I am working with a data set with ordinal variables as well as a column with text. In general, I would like to add columns that are results of a text mining exercise, maintaining the table structure.
For example, i have imported a CSV file data-subset.csv
and obtained a data frame called datacsv
datacsv=read.csv("data-subset.csv", header=TRUE,sep=";")
The third column tekst
contains text.
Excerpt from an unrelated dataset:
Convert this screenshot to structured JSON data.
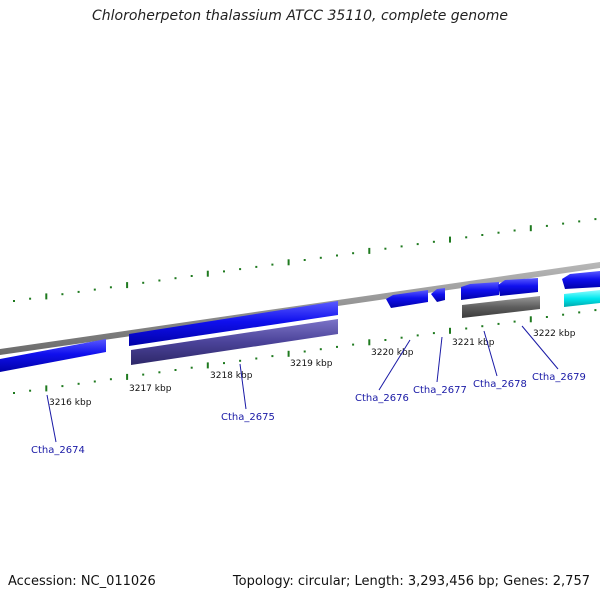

I would like to search for numbers in that text (that will regularly lie between 0 and 1) in the context of "fte" and add these numbers as column fte
. See:
> luid titel tekst
>1 47300 docent wiskunde De Stichting Openbaar Voortgezet Onderwijs 0,65
fte voltijd niveau: havo vwo
>2 43701 docent natuurkunde Speciaal onderwijs fulltime 2015 2016 fte 0,77 Haarlem
>3 43702 assistent basisonderwijs Amsterdam fte 0,5
i have installed packages like tm
and quanteda
install.packages("tm", "quantada")
library ("tm")
library ("quanteda")
Without satisfying results, I have tried to use various kwic
statements, such as
datacsv ["fte"]<- kwic(datacsv$"tekst", "fte", 4)
Does anyone know how to mine the text column and add the results as a column (or multiple columns)?
Thanks!